With a constant awareness of God's presence, together with the chores and challenges of parenting children, Lily Crowder examines the spirituality of feeling God's grace in everything a parent does for her child. Eleven thoughts are put together to whet the appetite of parents wanting to be contemplative even as they care for their children. Being loved is also about learning not to feel too guilty when parents feel inadequate or failed in any of their duties. It means being content to trust that parenting itself is not less important than ministry work. Learning to see the parenting work as part of ministry is a liberating thought. Awareness of God is not just theory in the head but learning to see God everywhere we go. The key is being able to see with our spiritual eyes. With children, play is often a big component. That is why learning to exercise daily wonder helps parents to let themselves into the children's sense of wonder in play and nature. Practicing the presence of God includes giving thanks regularly even when children fight or becomes a nuisance. Crowder makes an interesting claim that optimism is "imperative in the Christian life." That may present a problem for those who find that feelings of optimism may not be possible at all times. Perhaps, it may be better to simply say "most" of the time. I like the part about maintaining a vision of building a house of wisdom. Only when we learn to think thoughts of God that we can build such a house. It means trust. It means learning to rest where appropriate and not be guilt-ridden about it. When one is whole, one gets a better sense of identity.

Although written with mothers in mind, this book can also be used for fathers. For there are a lot more common for both parents in the various contemplative practices. As one think thoughts of God constantly during parenting, one can consciously or subconsciously inculcate a sense of faith and trust for the little ones we care for. I remember the Sunday School song that says: "Jesus loves me this I know. For the Bible tells me so. Little ones to Him belong. We are weak but He is strong!"

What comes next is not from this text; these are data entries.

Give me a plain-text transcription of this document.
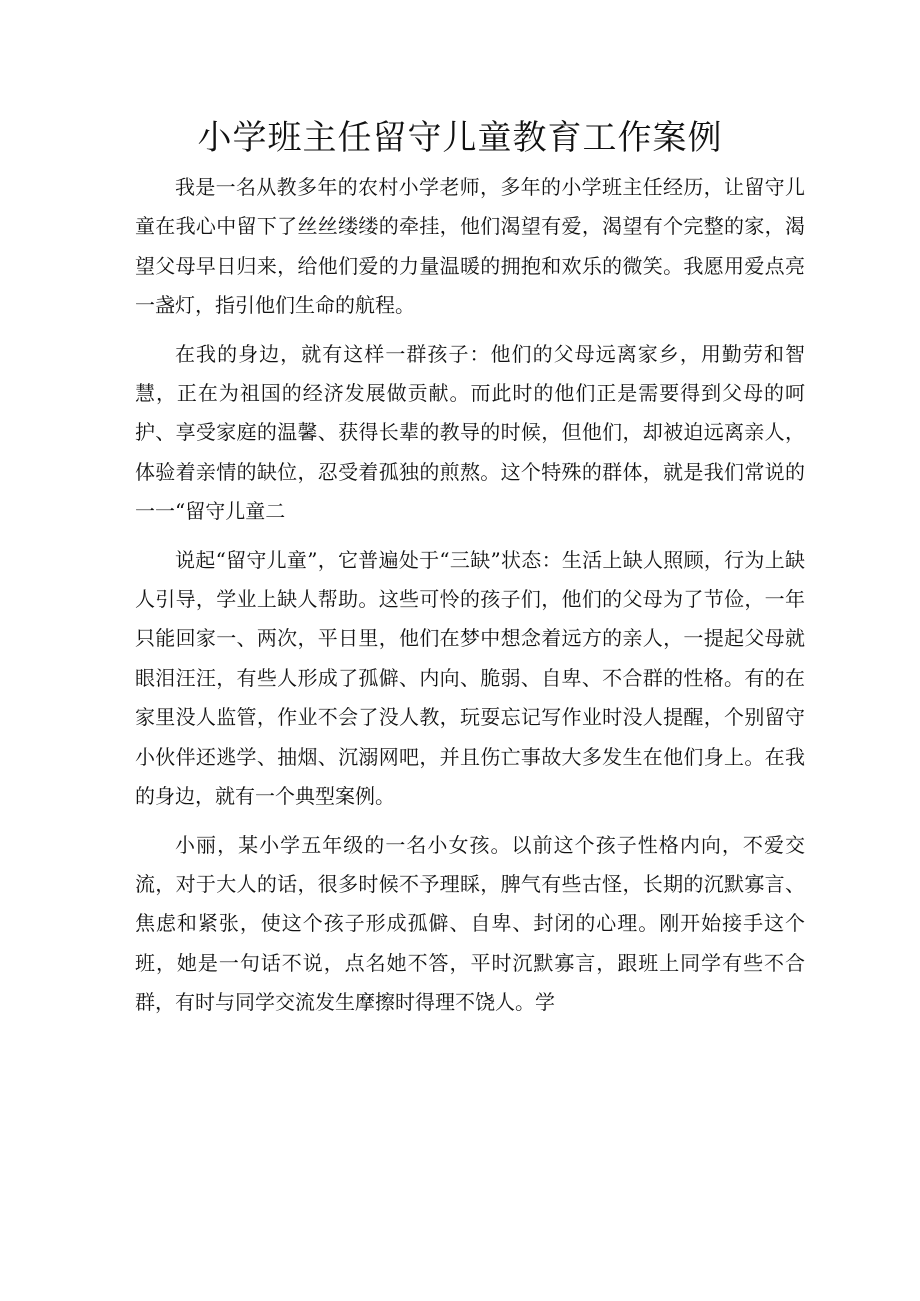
小学班主任留守儿童教育工作案例

我是一名从教多年的农村小学老师，多年的小学班主任经历，让留守儿童在我心中留下了丝丝缕缕的牵挂，他们渴望有爱，渴望有个完整的家，渴望父母早日归来，给他们爱的力量温暖的拥抱和欢乐的微笑。我愿用爱点亮一盏灯，指引他们生命的航程。

在我的身边，就有这样一群孩子：他们的父母远离家乡，用勤劳和智慧，正在为祖国的经济发展做贡献。而此时的他们正是需要得到父母的呵护、享受家庭的温馨、获得长辈的教导的时候，但他们，却被迫远离亲人，体验着亲情的缺位，忍受着孤独的煎熬。这个特殊的群体，就是我们常说的一一“留守儿童二

说起“留守儿童”，它普遍处于“三缺”状态：生活上缺人照顾，行为上缺人引导，学业上缺人帮助。这些可怜的孩子们，他们的父母为了节俭，一年只能回家一、两次，平日里，他们在梦中想念着远方的亲人，一提起父母就眼泪汪汪，有些人形成了孤僻、内向、脆弱、自卑、不合群的性格。有的在家里没人监管，作业不会了没人教，玩耍忘记写作业时没人提醒，个别留守小伙伴还逃学、抽烟、沉溺网吧，并且伤亡事故大多发生在他们身上。在我的身边，就有一个典型案例。

小丽，某小学五年级的一名小女孩。以前这个孩子性格内向，不爱交流，对于大人的话，很多时候不予理睬，脾气有些古怪，长期的沉默寡言、焦虑和紧张，使这个孩子形成孤僻、自卑、封闭的心理。刚开始接手这个班，她是一句话不说，点名她不答，平时沉默寡言，跟班上同学有些不合群，有时与同学交流发生摩擦时得理不饶人。学
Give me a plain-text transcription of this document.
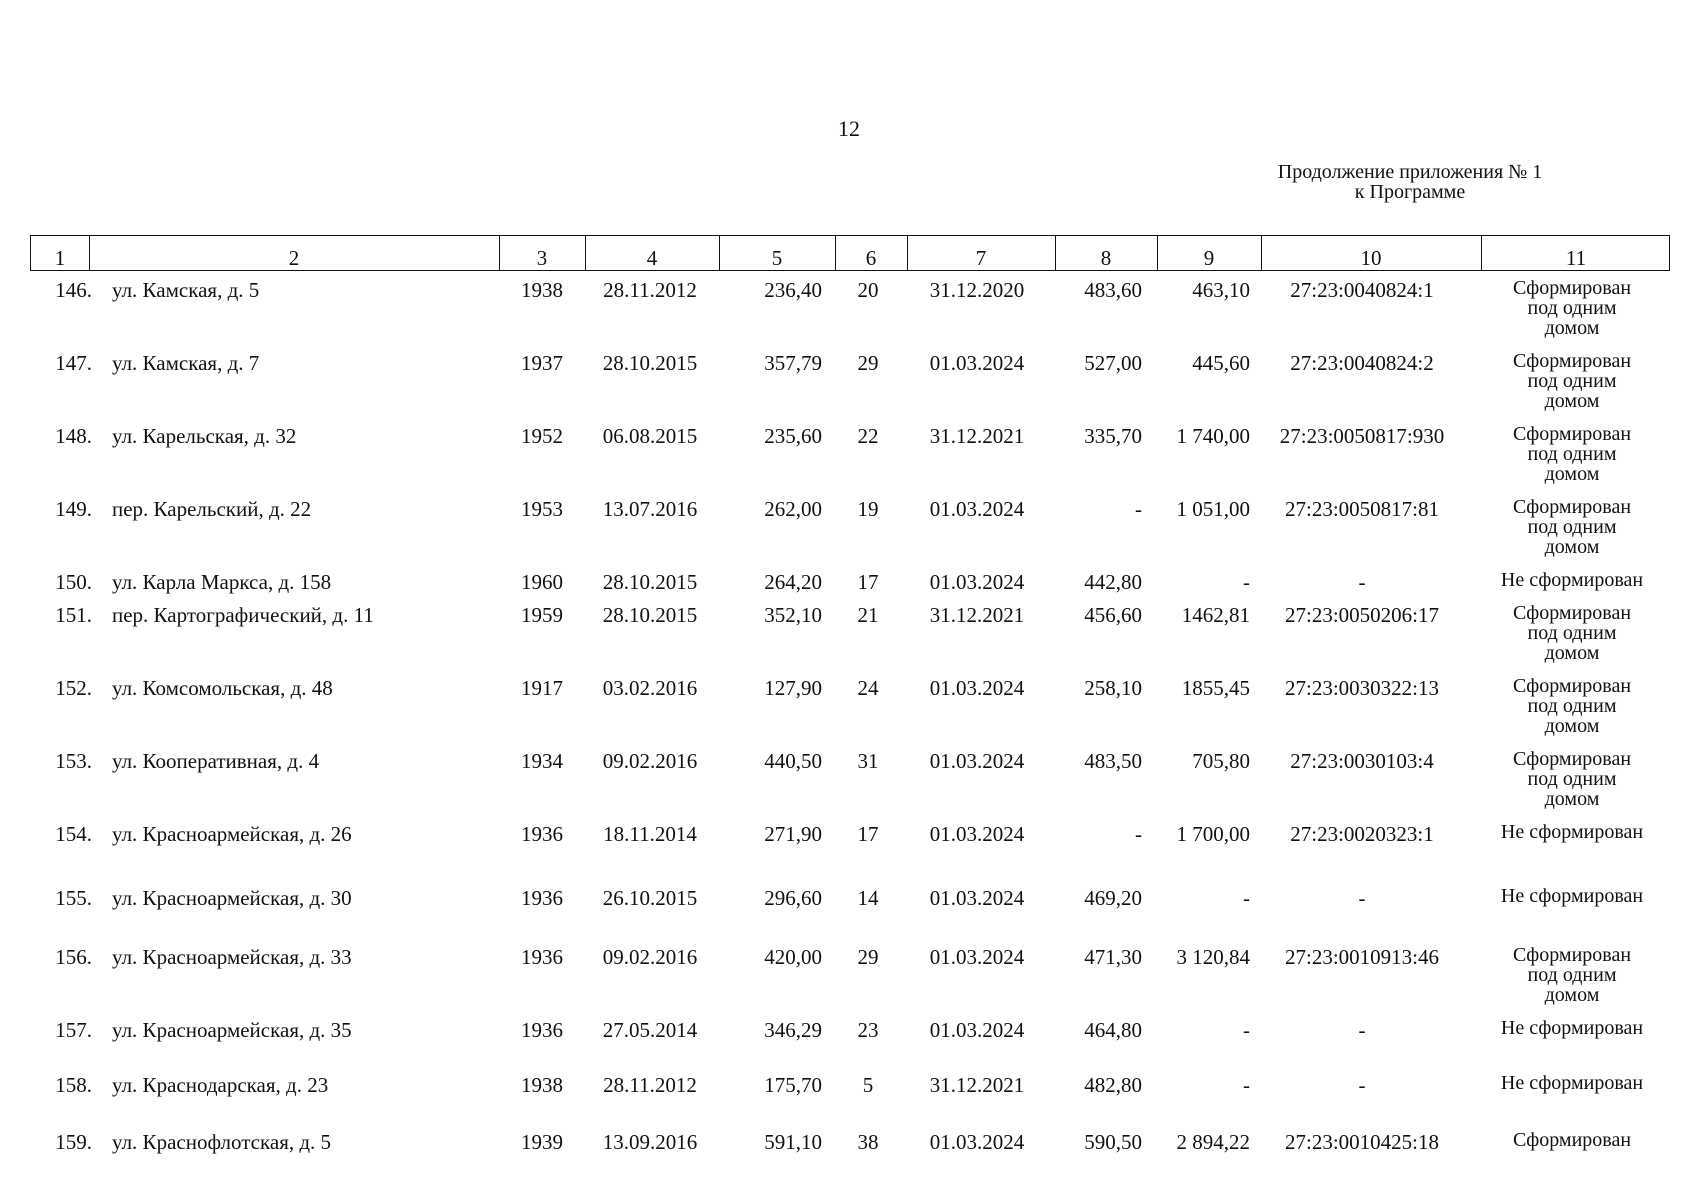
12
Продолжение приложения № 1
к Программе
1	2	3	4	5	6	7	8	9	10	11
146. ул. Камская, д. 5	1938	28.11.2012	236,40	20	31.12.2020	483,60	463,10	27:23:0040824:1	Сформирован
под одним
домом
147. ул. Камская, д. 7	1937	28.10.2015	357,79	29	01.03.2024	527,00	445,60	27:23:0040824:2	Сформирован
под одним
домом
148. ул. Карельская, д. 32	1952	06.08.2015	235,60	22	31.12.2021	335,70	1 740,00	27:23:0050817:930	Сформирован
под одним
домом
149. пер. Карельский, д. 22	1953	13.07.2016	262,00	19	01.03.2024	-	1 051,00	27:23:0050817:81	Сформирован
под одним
домом
150. ул. Карла Маркса, д. 158	1960	28.10.2015	264,20	17	01.03.2024	442,80	-	-	Не сформирован
151. пер. Картографический, д. 11	1959	28.10.2015	352,10	21	31.12.2021	456,60	1462,81	27:23:0050206:17	Сформирован
под одним
домом
152. ул. Комсомольская, д. 48	1917	03.02.2016	127,90	24	01.03.2024	258,10	1855,45	27:23:0030322:13	Сформирован
под одним
домом
153. ул. Кооперативная, д. 4	1934	09.02.2016	440,50	31	01.03.2024	483,50	705,80	27:23:0030103:4	Сформирован
под одним
домом
154. ул. Красноармейская, д. 26	1936	18.11.2014	271,90	17	01.03.2024	-	1 700,00	27:23:0020323:1	Не сформирован
155. ул. Красноармейская, д. 30	1936	26.10.2015	296,60	14	01.03.2024	469,20	-	-	Не сформирован
156. ул. Красноармейская, д. 33	1936	09.02.2016	420,00	29	01.03.2024	471,30	3 120,84	27:23:0010913:46	Сформирован
под одним
домом
157. ул. Красноармейская, д. 35	1936	27.05.2014	346,29	23	01.03.2024	464,80	-	-	Не сформирован
158. ул. Краснодарская, д. 23	1938	28.11.2012	175,70	5	31.12.2021	482,80	-	-	Не сформирован
159. ул. Краснофлотская, д. 5	1939	13.09.2016	591,10	38	01.03.2024	590,50	2 894,22	27:23:0010425:18	Сформирован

When we let God be strong in us, our children will grow and learn to be strong in the Lord. This is the promise of faith. Even parents need to be led and to be cared for. A well-led parent helps bringing up purposeful children. A well-cared for parent helps bring up loving children. This will be the best gift parents can give their children.

Rating: 4.5 stars of 5.


This book is provided to me courtesy of the publisher and SpeakEasy Blog Review Network in exchange for an honest review. All opinions offered above are mine unless otherwise stated or implied.